Recently picked up by GKIDS for a release here, a U.S. trailer has arrived for Miss Hokusai, the latest feature from Keiichi Hara, which chronicles the life and work of Katsushika Hokusai, an artist and ukiyo-e painter, through the eyes of his daughter, Katsushika O-Ei.
Toying with scales of massive ground drawings and tiny stone sketchings, the trailer nicely parallels the work of a giant’s art (the father) with that of someone living in their shadow, and trying to create art of their own (the daughter). Still, it is not with jealousy or anger that the daughter creates, instead paying tribute to her father as much as she pushes for her own standing in the artistic world.

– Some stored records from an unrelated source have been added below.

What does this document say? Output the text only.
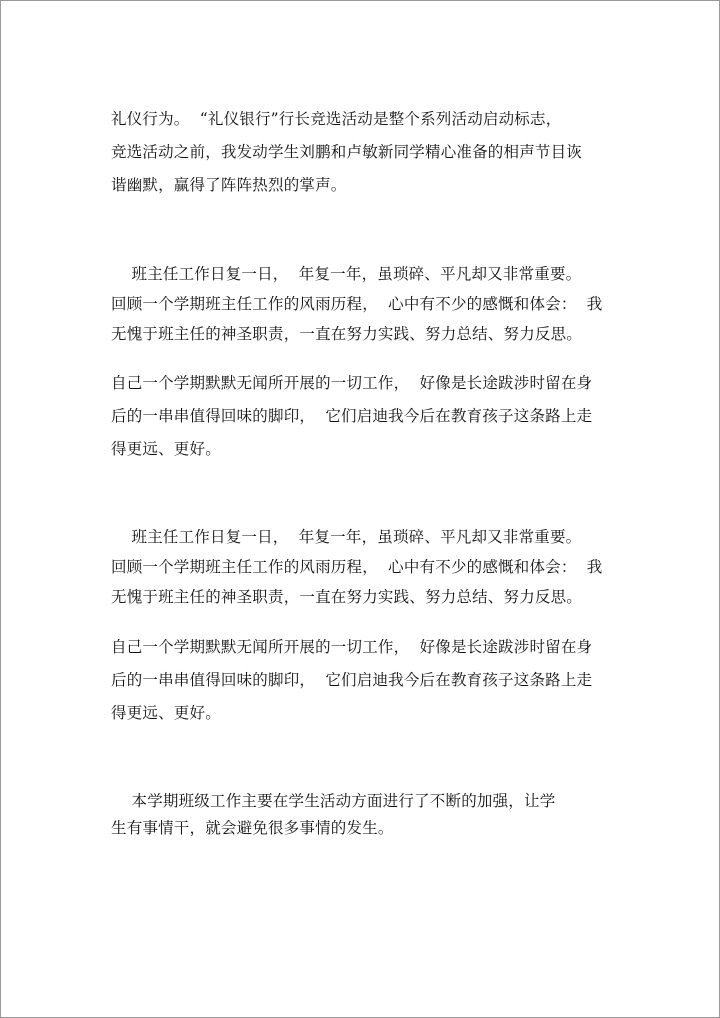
礼仪行为。  “礼仪银行”行长竞选活动是整个系列活动启动标志，
竞选活动之前，我发动学生刘鹏和卢敏新同学精心准备的相声节目诙
谐幽默，赢得了阵阵热烈的掌声。
班主任工作日复一日，  年复一年，虽琐碎、平凡却又非常重要。
回顾一个学期班主任工作的风雨历程，  心中有不少的感慨和体会：  我
无愧于班主任的神圣职责，一直在努力实践、努力总结、努力反思。
自己一个学期默默无闻所开展的一切工作，  好像是长途跋涉时留在身
后的一串串值得回味的脚印，  它们启迪我今后在教育孩子这条路上走
得更远、更好。
班主任工作日复一日，  年复一年，虽琐碎、平凡却又非常重要。
回顾一个学期班主任工作的风雨历程，  心中有不少的感慨和体会：  我
无愧于班主任的神圣职责，一直在努力实践、努力总结、努力反思。
自己一个学期默默无闻所开展的一切工作，  好像是长途跋涉时留在身
后的一串串值得回味的脚印，  它们启迪我今后在教育孩子这条路上走
得更远、更好。
本学期班级工作主要在学生活动方面进行了不断的加强，让学
生有事情干，就会避免很多事情的发生。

As the daughter beautifully sums up, “with two brushes and four chopsticks, we’ll get by anywhere.” See a poster and the trailer below, with a tip of the hat to Screen Anarchy.
As all of Edo flocks to see the work of the revered painter Hokusai, his daughter O-Ei toils diligently inside his studio. Her masterful portraits, dragons and erotic sketches – sold under the name of her father – are coveted by upper crust Lords and journeyman print makers alike. Shy and reserved in public, in the studio O-Ei is as brash and uninhibited as her father, smoking a pipe while sketching drawings that would make contemporary Japanese ladies blush. But despite this fiercely independent spirit, O-Ei struggles under the domineering influence of her father and is ridiculed for lacking the life experience that she is attempting to portray in her art. Miss Hokusai‘s bustling Edo (present day Tokyo) is filled with yokai spirits, dragons, and conniving tradesmen, while O-Ei’s relationships with her demanding father and blind younger sister provide a powerful emotional underpinning to this sumptuously-animated coming-of-age tale.
Miss Hokusai opens in the U.S. on October 14th.